Update and trendsKey developments of the past year
What were the key cases, decisions, judgments and policy and legislative developments of the past year?Key developments of the past year36 What were the key cases, decisions, judgments and policy and legislative developments of the past year? New law reform in the works
Although the last reform of the GWB is very recent (it entered into force mid-2017), the German legislator is already preparing the next reform of the law.
The last reform aimed particularly at improving competition law enforcement (including merger control) and responding to the challenges of the fast-moving digitisation of numerous industries. The next reform will continue on this path, although a recognisable focus is clearly on abuse of dominance in the digitised industries, the relevance of data to competition law, etc.
The following changes are currently under discussion:
- The second local turnover threshold might be increased, possibly from €5 million to €10 million. This could lead to a reduction of the number of notifiable concentrations by around 20 per cent. This proposal responds to the BKartA’s plea to free up resources to concentrate on cases that are more likely to have problematic competition effects in Germany. The president of the BKartA, Andreas Mundt, has repeatedly said that reviewing 1,200 to 1,300 merger control notifications a year was very burdensome.
- In order for the BKartA not to lose jurisdiction over all the cases that would not meet the amended thresholds (as some of them could be potentially problematic), some mechanisms are being considered. For example, an information obligation (but not an obligation to proceed to a fully-fledged notification) may be imposed for cases between the two thresholds, triggering a deadline for the BKartA to ask for further information or not.

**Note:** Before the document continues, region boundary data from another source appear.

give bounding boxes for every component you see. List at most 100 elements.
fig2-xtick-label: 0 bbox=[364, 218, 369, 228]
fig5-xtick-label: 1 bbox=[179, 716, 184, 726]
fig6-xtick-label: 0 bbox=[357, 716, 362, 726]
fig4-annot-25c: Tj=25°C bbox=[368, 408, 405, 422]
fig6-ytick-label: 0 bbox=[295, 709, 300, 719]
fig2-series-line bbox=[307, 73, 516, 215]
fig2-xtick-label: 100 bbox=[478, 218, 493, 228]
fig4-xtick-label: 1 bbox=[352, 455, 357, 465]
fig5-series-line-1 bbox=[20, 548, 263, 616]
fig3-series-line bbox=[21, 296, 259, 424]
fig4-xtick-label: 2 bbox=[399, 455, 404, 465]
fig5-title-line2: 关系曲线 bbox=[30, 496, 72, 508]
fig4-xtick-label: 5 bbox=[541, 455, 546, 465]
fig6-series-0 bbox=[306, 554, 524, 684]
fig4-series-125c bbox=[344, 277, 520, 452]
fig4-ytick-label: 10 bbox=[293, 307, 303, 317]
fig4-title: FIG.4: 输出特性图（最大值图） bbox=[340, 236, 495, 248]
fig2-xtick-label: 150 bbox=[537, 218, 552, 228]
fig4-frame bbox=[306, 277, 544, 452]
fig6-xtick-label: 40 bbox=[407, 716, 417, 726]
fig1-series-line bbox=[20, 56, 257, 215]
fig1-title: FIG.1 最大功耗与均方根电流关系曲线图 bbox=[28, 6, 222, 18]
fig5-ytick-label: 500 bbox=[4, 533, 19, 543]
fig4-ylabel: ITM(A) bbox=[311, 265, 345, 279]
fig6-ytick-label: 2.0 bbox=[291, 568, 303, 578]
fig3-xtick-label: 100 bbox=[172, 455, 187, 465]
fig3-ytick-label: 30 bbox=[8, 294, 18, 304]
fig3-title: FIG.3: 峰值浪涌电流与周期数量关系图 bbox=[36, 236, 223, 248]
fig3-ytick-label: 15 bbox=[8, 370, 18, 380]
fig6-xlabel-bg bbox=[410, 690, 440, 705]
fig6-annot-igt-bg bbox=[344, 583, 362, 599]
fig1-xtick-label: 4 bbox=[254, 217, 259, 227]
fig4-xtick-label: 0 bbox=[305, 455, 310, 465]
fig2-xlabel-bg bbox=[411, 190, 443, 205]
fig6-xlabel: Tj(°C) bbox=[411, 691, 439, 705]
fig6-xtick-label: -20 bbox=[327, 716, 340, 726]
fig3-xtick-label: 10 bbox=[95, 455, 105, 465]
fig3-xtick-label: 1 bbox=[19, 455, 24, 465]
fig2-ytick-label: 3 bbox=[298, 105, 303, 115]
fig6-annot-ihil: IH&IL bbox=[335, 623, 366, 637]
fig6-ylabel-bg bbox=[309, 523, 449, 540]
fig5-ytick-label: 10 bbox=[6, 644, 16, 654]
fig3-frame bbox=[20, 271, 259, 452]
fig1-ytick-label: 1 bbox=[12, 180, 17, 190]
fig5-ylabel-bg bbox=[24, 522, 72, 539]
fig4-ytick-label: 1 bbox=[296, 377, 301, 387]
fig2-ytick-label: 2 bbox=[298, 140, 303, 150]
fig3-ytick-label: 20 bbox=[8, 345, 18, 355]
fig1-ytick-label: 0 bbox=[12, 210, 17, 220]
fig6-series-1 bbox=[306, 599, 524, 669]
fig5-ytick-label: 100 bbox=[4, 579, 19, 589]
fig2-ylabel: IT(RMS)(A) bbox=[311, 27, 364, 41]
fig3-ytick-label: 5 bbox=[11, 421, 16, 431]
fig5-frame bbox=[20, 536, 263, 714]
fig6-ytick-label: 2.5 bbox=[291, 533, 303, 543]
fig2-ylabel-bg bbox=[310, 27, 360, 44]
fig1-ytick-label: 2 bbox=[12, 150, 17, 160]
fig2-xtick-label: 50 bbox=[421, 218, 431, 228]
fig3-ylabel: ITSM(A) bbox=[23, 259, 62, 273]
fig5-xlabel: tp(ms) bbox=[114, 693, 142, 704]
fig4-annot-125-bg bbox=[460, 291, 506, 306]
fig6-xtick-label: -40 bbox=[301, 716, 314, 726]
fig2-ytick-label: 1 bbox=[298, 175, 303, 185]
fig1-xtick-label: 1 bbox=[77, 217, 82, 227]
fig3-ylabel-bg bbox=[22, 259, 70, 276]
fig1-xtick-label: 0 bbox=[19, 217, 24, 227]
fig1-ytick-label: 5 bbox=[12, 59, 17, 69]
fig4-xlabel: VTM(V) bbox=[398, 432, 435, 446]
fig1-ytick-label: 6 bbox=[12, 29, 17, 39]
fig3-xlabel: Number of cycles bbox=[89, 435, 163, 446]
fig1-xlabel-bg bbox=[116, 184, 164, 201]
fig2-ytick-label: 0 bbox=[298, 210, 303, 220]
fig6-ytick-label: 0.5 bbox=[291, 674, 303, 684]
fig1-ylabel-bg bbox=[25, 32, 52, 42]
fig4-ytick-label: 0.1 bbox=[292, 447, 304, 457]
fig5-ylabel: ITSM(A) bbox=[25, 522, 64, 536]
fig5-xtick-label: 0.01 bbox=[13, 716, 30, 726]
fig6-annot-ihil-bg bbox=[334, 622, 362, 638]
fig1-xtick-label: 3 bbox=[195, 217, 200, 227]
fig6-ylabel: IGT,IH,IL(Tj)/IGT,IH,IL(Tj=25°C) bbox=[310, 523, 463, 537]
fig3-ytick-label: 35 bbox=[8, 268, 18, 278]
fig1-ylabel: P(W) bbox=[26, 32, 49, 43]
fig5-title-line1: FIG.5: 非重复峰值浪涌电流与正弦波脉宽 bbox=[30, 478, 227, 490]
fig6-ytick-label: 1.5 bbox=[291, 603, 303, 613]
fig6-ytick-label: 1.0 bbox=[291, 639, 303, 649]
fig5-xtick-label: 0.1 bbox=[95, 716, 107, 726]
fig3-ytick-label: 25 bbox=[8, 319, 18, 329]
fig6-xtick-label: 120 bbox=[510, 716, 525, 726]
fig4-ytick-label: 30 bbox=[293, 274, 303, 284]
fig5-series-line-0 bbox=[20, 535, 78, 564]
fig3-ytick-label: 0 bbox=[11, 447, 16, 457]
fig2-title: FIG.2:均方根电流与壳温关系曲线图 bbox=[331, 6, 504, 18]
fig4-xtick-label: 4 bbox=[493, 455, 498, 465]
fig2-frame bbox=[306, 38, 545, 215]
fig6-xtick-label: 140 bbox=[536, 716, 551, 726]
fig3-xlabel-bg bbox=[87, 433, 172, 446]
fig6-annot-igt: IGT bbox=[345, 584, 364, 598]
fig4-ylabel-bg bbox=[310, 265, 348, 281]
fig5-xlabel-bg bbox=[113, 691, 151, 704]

- The de minimis market threshold may also be increased from €15 million to €20 million or €25 million (as set out in question 19, if the relevant market has been in existence for at least five years and had a total annual value of less than this threshold in the last calendar year, the BKartA would not be able to prohibit a transaction impeding competition on that de minimis market).
- An increase of the review deadline in the second phase is also considered.
Some other initial thoughts for the next reform were provided by a study by the competition institute DICE Consult on the ‘Modernisation of Abuse Control for Dominant Companies’ that was commissioned and received on 4 September 2018 by the Federal Minister for Economic Affairs and Energy. With regard to merger control, the authors proposed the extension of merger control by introducing a new rule that would prevent rapidly growing companies from systematically buying up start-up competitors with a view to foreclose the market. The GWB would include a new provision that would make it possible to prohibit a concentration that is part of an overall strategy, by a market-dominant undertaking, to systematically purchase high-growth but early-phase companies, where that strategy can significantly impede competition. For this, the target would need to have a recognisable and significant potential to become, in the medium-term, a competitor. That proposal, however, is not new and is quite controversial and may lead to numerous uncertainties in practice. Andreas Mundt already voiced practicability concerns over such a change. Currently, it does not appear that it will be retained in the draft bill.
We are currently not aware of any planned legislative changes relating to minority shareholdings and common ownership by large institutional investors, although this is a topic that is increasingly and regularly discussed.
The current debate involves numerous stakeholders (ministerial level, enforcers, scholars and practitioners) so it is currently unclear when the draft bill will be finalised and what it will look like. However, it is possible that the changes may be voted on as early as summer 2019 and could enter into force in the later months of 2019.